An epidemic worse than small pox, H1N1, The Black Plauge, and Charlie Sheen. Symptons: checking Facebook like twice an hour or more, wanting to suddenly and generally at the most random moments, get on Facebook to see if Kyle XY excepted your friend request, getting awful urges in your sleep to play FarmVille and tend to your virtual Cactus on CactusWorld.
Treatments: watch the Facebook song by some British dude, realize it's true, delete your Facebook, check into a nunnery where thet don't have the internet.
I hope this helps. And please remember that you are not alone. Rehab isn't just for alcoholics, druggies, and sex addicts, it's also for Facebook Fever.
Disclamer: If this offended anyone due to it's truth,please just ignore it and get on with your life. Charlie Sheen is great and it sounded funny up there if that offends anyone. Rehab and Nuns are good things and I do not personally hate either, again it was just because it sounded funny and fit.

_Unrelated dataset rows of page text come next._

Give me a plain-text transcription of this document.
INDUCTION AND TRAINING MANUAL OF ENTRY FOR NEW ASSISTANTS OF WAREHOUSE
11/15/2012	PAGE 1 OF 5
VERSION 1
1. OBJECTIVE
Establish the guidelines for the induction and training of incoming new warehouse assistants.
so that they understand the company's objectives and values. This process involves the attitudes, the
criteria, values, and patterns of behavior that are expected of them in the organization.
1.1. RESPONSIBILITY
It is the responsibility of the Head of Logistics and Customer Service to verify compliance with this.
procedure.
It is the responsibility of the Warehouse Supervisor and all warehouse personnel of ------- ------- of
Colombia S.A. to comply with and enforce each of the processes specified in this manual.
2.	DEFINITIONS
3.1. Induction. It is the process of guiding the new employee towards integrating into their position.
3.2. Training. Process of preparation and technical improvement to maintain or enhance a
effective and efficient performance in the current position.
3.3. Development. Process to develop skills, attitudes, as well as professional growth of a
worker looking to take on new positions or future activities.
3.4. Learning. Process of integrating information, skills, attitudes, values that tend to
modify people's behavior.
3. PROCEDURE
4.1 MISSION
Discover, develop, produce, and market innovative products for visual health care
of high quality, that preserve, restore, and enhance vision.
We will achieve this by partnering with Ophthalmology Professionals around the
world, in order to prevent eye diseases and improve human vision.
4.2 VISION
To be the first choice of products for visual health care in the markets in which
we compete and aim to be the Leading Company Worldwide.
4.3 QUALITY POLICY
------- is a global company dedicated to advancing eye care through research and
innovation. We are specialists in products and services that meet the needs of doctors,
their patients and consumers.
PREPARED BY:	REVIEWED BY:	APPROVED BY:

Thanks for reading!
Girl:Oh My Gosh! It's been nearly 3 seconds and no one has messaged, poked, or thrown a sheep at me! I'm so unpopular now!
Person with Girl: Dear Lord. Girl, JUST SHUT UP YOU NEED HELP YOU'RE INFECTED WITH FACEBOOK FEVER!

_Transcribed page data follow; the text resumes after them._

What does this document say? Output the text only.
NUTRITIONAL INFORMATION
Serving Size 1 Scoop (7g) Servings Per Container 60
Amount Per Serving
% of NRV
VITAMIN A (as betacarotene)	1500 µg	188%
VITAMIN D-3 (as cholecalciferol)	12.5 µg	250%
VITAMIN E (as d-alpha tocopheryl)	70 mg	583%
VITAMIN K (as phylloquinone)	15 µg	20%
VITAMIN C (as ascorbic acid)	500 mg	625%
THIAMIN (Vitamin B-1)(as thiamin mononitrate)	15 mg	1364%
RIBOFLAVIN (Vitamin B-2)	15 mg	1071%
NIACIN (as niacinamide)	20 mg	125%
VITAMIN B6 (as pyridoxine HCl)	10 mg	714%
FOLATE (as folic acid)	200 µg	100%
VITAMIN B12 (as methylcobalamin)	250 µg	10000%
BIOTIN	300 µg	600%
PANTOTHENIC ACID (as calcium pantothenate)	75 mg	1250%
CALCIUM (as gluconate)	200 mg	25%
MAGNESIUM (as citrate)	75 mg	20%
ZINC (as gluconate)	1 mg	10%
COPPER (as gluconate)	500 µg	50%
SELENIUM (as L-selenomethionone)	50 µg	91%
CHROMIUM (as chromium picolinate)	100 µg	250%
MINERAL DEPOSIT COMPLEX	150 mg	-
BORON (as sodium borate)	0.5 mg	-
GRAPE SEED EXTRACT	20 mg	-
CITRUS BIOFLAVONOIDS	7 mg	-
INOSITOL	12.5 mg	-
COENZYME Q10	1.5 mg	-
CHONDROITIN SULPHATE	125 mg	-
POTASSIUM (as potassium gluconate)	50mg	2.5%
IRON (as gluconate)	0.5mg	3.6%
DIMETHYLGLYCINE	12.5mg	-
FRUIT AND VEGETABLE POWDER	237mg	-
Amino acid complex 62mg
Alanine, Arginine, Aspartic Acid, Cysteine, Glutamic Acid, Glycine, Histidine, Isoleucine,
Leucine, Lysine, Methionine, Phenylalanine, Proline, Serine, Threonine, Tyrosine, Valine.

Boy: Oooh, the fake Ashley Tisdale, and slightly trashy and 100% fake Vannesa Hudgins friended me!
Boy's Mom:Hun, we can get play dates or whatever you 40 year olds do on Saturday nights. You don't need this Facebook crap anymore.
Doctor: Ma'am, she is infected. With. Facebook. Fever.
Mom:*in tears* What do I do?
Doctor:Delete the account, make her go to therapy, and grab the Robatusin. It fixes everything. EVERYTHING!